Beim G-8-Gipfel auf Sea Island sieht sich Schröder noch einmal in seiner Anti-Kriegs-Haltung bestätigt

Als Vorspeise gibt es Austern. Dicke, große Austern. Man sitzt draußen auf einer Veranda, an deren Decke langsam und monoton die Ventilatoren summen. Der Blick schweift über einen penibel gepflegten Golfplatz. Es ist später Abend. Die Palmen am Horizont verschwinden in der Dämmerung. Das einzige Geräusch verursacht eine automatische Rasensprenganlage. Selbst der Korrespondent eines deutschen Wirtschaftsmagazins stellt die Frage, ob der Reichtum in der Welt gerecht verteilt sei. Das Paradies? Hier dürfen die deutschen Medienvertreter, die über den G-8-Gipfel berichten, mal eben dran schnuppern.

Nur wenige Kilometer ist die Insel St. Simons von Sea Island entfernt, dem abgeschiedenen und abgeschotteten Ort des Gipfels. Kurz nach 22 Uhr trifft Gerhard Schröder ein. Er ist wach, prächtig gelaunt, seine Gesichtszüge sind entspannt. Der Gipfel hat ihm gut getan. Im Salon, vor einem Kamin, setzt er sich in einen Sessel. Ihre Fragen, bitte.

Faktisch gibt’s nichts Neues. Dem Irak sollen seine Schulden erlassen werden. „Substanziell“ werde der Erlass sein, sagt der Kanzler. Präziser wird er nicht. Aber er stellt ein Junktim her: „Großzügig“ werde der Schuldenerlass nur dann ausfallen, wenn deutsche Unternehmen Wiederaufbauverträge für den Irak erhalten. Was noch? Die Nato soll weiterhin, vielleicht sogar verstärkt, irakische Sicherheitskräfte ausbilden. Sie darf die von den USA geführte Besatzungsmacht nicht ersetzen. Es werden keine deutschen Soldaten entsandt. Und? Die Ölpreise sind zu hoch. Aber gefährlich für die Weltwirtschaft ist das nicht. So weit, so bekannt. Die Ergebnisse des Gipfels standen schon vor dessen Beginn fest.

Interessanter ist daher Schröders Beschreibung der Atmosphäre. Selten hat der Kanzler pointierter über den Stand der deutsch-amerikanischen Beziehungen gesprochen. Die Geschichte der vergangenen anderthalb Jahre habe gezeigt, sagt der Kanzler, „dass wir mit der einzig verbliebenen Supermacht umgehen können“. Da schwingt Stolz mit. Ein „Stück außenpolitischer Emanzipation“ von den USA sei erreicht worden. Manch einer, der den Irakkrieg verteidigte, müsse sich heute fragen, „wie richtig er gelegen hat“.

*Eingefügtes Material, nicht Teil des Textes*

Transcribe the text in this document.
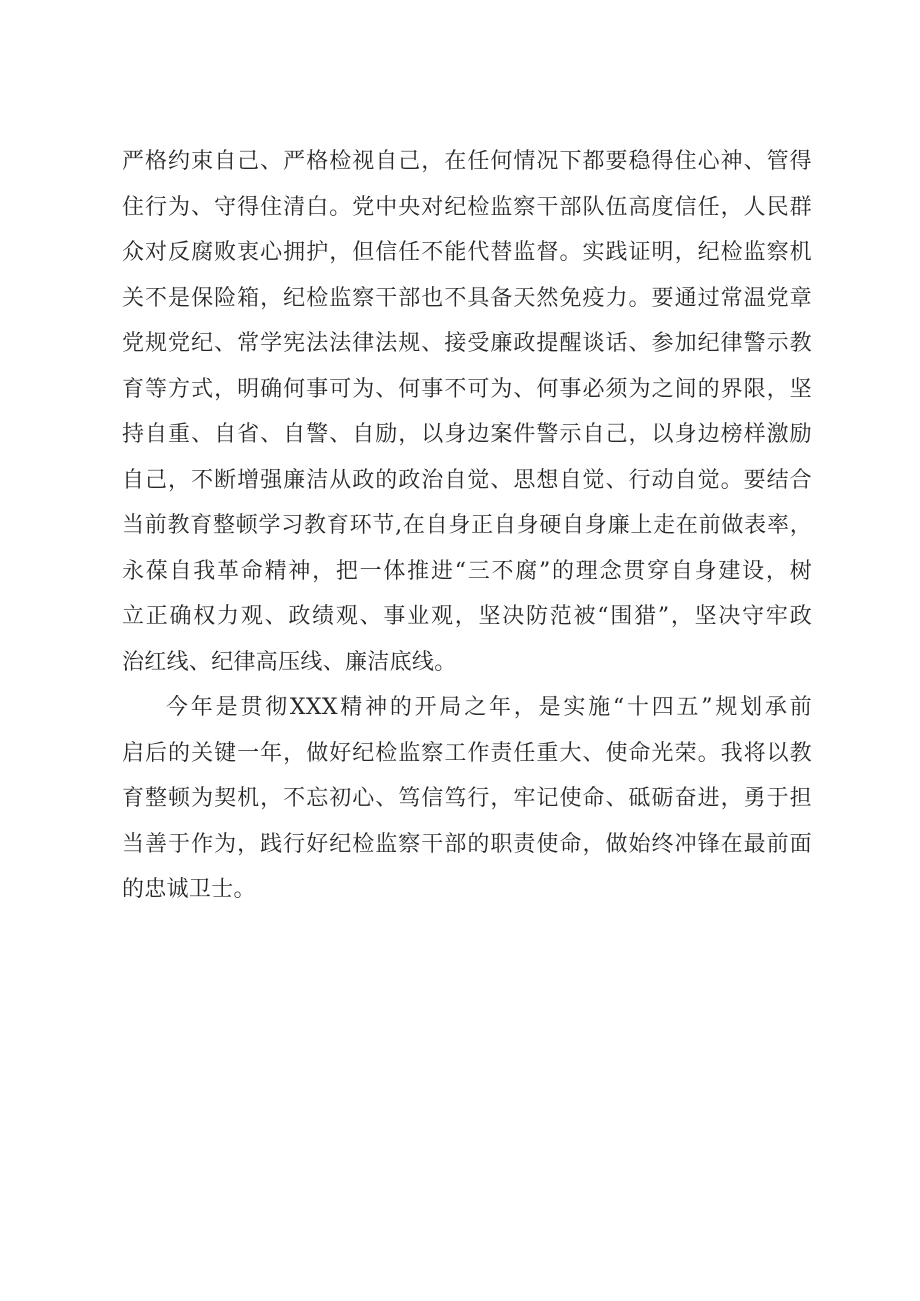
严格约束自己、严格检视自己，在任何情况下都要稳得住心神、管得
住行为、守得住清白。党中央对纪检监察干部队伍高度信任，人民群
众对反腐败衷心拥护，但信任不能代替监督。实践证明，纪检监察机
关不是保险箱，纪检监察干部也不具备天然免疫力。要通过常温党章
党规党纪、常学宪法法律法规、接受廉政提醒谈话、参加纪律警示教
育等方式，明确何事可为、何事不可为、何事必须为之间的界限，坚
持自重、自省、自警、自励，以身边案件警示自己，以身边榜样激励
自己，不断增强廉洁从政的政治自觉、思想自觉、行动自觉。要结合
当前教育整顿学习教育环节,在自身正自身硬自身廉上走在前做表率，
永葆自我革命精神，把一体推进“三不腐”的理念贯穿自身建设，树
立正确权力观、政绩观、事业观，坚决防范被“围猎”，坚决守牢政
治红线、纪律高压线、廉洁底线。
今年是贯彻XXX精神的开局之年，是实施“十四五”规划承前
启后的关键一年，做好纪检监察工作责任重大、使命光荣。我将以教
育整顿为契机，不忘初心、笃信笃行，牢记使命、砥砺奋进，勇于担
当善于作为，践行好纪检监察干部的职责使命，做始终冲锋在最前面
的忠诚卫士。
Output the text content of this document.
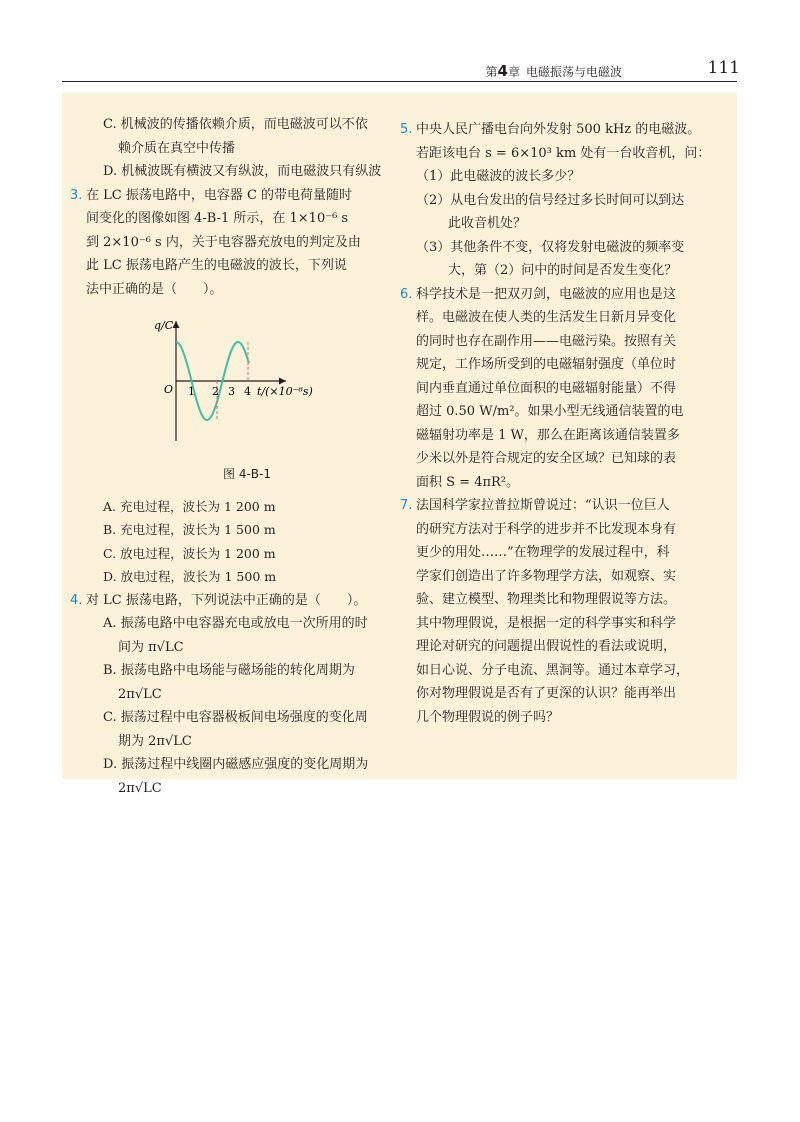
第4章 电磁振荡与电磁波	111
C. 机械波的传播依赖介质，而电磁波可以不依
赖介质在真空中传播
D. 机械波既有横波又有纵波，而电磁波只有纵波
3. 在 LC 振荡电路中，电容器 C 的带电荷量随时
间变化的图像如图 4-B-1 所示，在 1×10⁻⁶ s
到 2×10⁻⁶ s 内，关于电容器充放电的判定及由
此 LC 振荡电路产生的电磁波的波长，下列说
法中正确的是（　　）。
q/C
O 1 2 3 4 t/(×10⁻⁶s)
图 4-B-1
A. 充电过程，波长为 1 200 m
B. 充电过程，波长为 1 500 m
C. 放电过程，波长为 1 200 m
D. 放电过程，波长为 1 500 m
4. 对 LC 振荡电路，下列说法中正确的是（　　）。
A. 振荡电路中电容器充电或放电一次所用的时
间为 π√LC
B. 振荡电路中电场能与磁场能的转化周期为
2π√LC
C. 振荡过程中电容器极板间电场强度的变化周
期为 2π√LC
D. 振荡过程中线圈内磁感应强度的变化周期为
2π√LC
5. 中央人民广播电台向外发射 500 kHz 的电磁波。
若距该电台 s = 6×10³ km 处有一台收音机，问：
（1）此电磁波的波长多少？
（2）从电台发出的信号经过多长时间可以到达
此收音机处？
（3）其他条件不变，仅将发射电磁波的频率变
大，第（2）问中的时间是否发生变化？
6. 科学技术是一把双刃剑，电磁波的应用也是这
样。电磁波在使人类的生活发生日新月异变化
的同时也存在副作用——电磁污染。按照有关
规定，工作场所受到的电磁辐射强度（单位时
间内垂直通过单位面积的电磁辐射能量）不得
超过 0.50 W/m²。如果小型无线通信装置的电
磁辐射功率是 1 W，那么在距离该通信装置多
少米以外是符合规定的安全区域？已知球的表
面积 S = 4πR²。
7. 法国科学家拉普拉斯曾说过：“认识一位巨人
的研究方法对于科学的进步并不比发现本身有
更少的用处……”在物理学的发展过程中，科
学家们创造出了许多物理学方法，如观察、实
验、建立模型、物理类比和物理假说等方法。
其中物理假说，是根据一定的科学事实和科学
理论对研究的问题提出假说性的看法或说明，
如日心说、分子电流、黑洞等。通过本章学习，
你对物理假说是否有了更深的认识？能再举出
几个物理假说的例子吗？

Zwei Botschaften sendet der Kanzler aus. Erstens: Der von ihm angeführte Widerstand der Deutschen gegen die Politik der US-Regierung war berechtigt. Das zeigt die Entwicklung. Zweitens: Dem Ansehen und den Interessen Deutschlands hat das Aufbegehren nicht geschadet. Das zeigt das neuerliche Buhlen von Präsident George W. Bush um die Gunst Schröders. Rasch fügt der Kanzler freilich hinzu: „Mir geht es nicht um Rechthaberei, sondern um Perspektiven.“ Klar doch.

Im Irak ist den Amerikanern eine Lektion verpasst worden – und jetzt schon wieder, beim UN-Sicherheitsrat. Die neue Irakresolution, die am Dienstag einstimmig verabschiedet worden war, „enhält ein Maß an Bereitschaft der USA, das vor anderthalb Jahren unmöglich war“, freut sich Schröder. Wie von ihm – und anderen – verlangt, finde nun eine volle Souveränitätsübertragung statt, die Rolle der Vereinten Nationen sei aufgewertet worden. Also wieder ein Sieg für Deutschland.

Am Ende spottet gar ein Korrespondent über die neue Gemeinsamkeit zwischen Bush und Schröder, deren traute Strandspaziergänge am Atlantik. „Nun übertreiben Sie mal nicht“, lacht der Kanzler zurück, „wir waren am Strand mit allen anderen zusammen.“ Vor anderthalb Jahren wäre selbst das unmöglich gewesen. Der Westen hat sich wieder lieb.